Linear Asset Manager - A Quick History
EdJones 270000PQTC Visits (9708)
People often ask me about Linear Asset Manager. Not
what it does - but why the product was developed in the first place.
In May 2005, Don Beahm, who was the lead product manager for Maximo Transportation, and who now works for Accenture, stood before me and drew a line on the whiteboard. "This is a linear asset," he said. "It is not a pump, and Maximo should not treat it like a pump." He went on to explain that linear assets have characteristics that change over distance. On an interstate road, the speed limit increases from 55 to 65, the number of lanes changes from 3 to 4 and back, and the pavement material changes as well. In the world of Maximo, users were forced to create a new asset each time the characteristics changed. And that made little sense. It not only created a proliferation of assets, but also impacted work history. How can I accurately track my maintenance expenditures if I am continually retiring and creating new assets over the same span of road?
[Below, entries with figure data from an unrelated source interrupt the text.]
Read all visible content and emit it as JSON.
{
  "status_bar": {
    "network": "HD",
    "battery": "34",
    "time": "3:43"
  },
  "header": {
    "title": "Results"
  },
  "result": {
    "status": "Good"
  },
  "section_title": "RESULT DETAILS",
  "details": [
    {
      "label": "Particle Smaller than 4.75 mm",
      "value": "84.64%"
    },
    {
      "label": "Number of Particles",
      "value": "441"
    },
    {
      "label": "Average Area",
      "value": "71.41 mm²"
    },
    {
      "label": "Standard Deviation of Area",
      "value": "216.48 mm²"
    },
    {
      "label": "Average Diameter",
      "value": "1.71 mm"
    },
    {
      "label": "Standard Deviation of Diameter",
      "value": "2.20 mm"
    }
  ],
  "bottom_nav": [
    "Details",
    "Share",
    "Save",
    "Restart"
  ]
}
The key, we quickly realized, was to adopt the concept of dynamic segmentation, which we defined to mean 'the ability to virtually segment a linear asset without impacting its underlying geometry.'
Working with fellow Product Architect & Designer Nithiya Parameswaran, we began to construct a generic approach to dynamic segmentation that could be applied to roads, railways and pipelines. We did so by researching existing standards, such as ISO 19133, and the American National Standard for Information Technology - Information Technology Geographic Information Framework Data Content Standard. We also solicited input from development partners such as Amtrak, the Maryland Department of Transportation, and Los Angeles County Department of Public Works.
Our focus was to extend existing applications in lieu of a separate 'Linear Asset' module, since there was a significant amount of overlap between the linear asset and non-linear asset functionality. We did so by making controls display based upon whether or not the asset was linear. This allowed us to use existing applications without overwhelming non-linear users with additional elements on the screen.
Maximo Linear Asset Manager 7.1 was released on May 16, 2008, bringing to fruition the concept of 'treating linear assets differently than pumps', by allowing users to apply dynamic segmentation to Maximo assets, and track their work history more accurately.
And that’s the story of Maximo Linear Asset Manager.